Внизу, в комнатке, где стояла только узкая железная кровать, маленький зыбкий столик и не было ни одной книги, писал своего Бабаева черный, похожий на жука Сергеев-Ценский.

Наверху всю первую половину дня работал Чуковский. Он бережно, строго выбирал слова, прежде чем нанизывать их на бумагу своим мелким, удивительно изящным почерком, почерком, которым столько потом было написано статей, сказок, стихов, исследований!

К вечеру, когда закат зажигал черные сосны прохладным огнем, дом оживал. Являлись гости, соседи или из Петербурга, закипали споры о символизме, о революции, о Блоке, о Чехове.

И тогда слышен был долго в невысоких деревянных комнатах тот самый певучий бравурный Корнеев речитатив...

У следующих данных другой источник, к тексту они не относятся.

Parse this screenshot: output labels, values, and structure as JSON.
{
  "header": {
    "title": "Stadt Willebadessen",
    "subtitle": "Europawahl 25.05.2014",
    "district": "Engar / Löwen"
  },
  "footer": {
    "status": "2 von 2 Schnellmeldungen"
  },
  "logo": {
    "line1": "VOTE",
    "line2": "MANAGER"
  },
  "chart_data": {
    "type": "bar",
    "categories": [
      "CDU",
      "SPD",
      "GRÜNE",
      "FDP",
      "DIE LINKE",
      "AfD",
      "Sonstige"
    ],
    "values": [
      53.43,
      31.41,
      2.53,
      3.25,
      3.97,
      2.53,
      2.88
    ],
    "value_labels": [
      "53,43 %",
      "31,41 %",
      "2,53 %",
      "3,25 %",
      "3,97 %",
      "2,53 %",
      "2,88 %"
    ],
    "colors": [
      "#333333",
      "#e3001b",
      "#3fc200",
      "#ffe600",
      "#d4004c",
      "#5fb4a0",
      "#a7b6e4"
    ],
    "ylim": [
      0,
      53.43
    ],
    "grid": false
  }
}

- А я слышу! - лукаво сказал почти восьмидесятилетний Корней Иванович все тем же знакомым веселым повышенным своим голосом.

Ребята, освещенные огнем традиционного в Переделки не августовского "костра" у Чуковского, радостно засмеялись шутке старого друга.

Агния Барто только что завязала ему платком глаза и уши, чтобы он не слышал, какой ребята разучат о нем куплет.

А он не выдержал, крикнул: "А я слышу!" - и от мальчишеской этой шалости всем стало весело и непринужденно.

В почтенном годами и трудами Корнее Ивановиче Чуковском часто просвечивали черты того длинноногого, румяногубого, жадного к шутке и мысли юноши в короткой гимназической куртке, неотвратимо, на всю жизнь влюбившегося в литературу.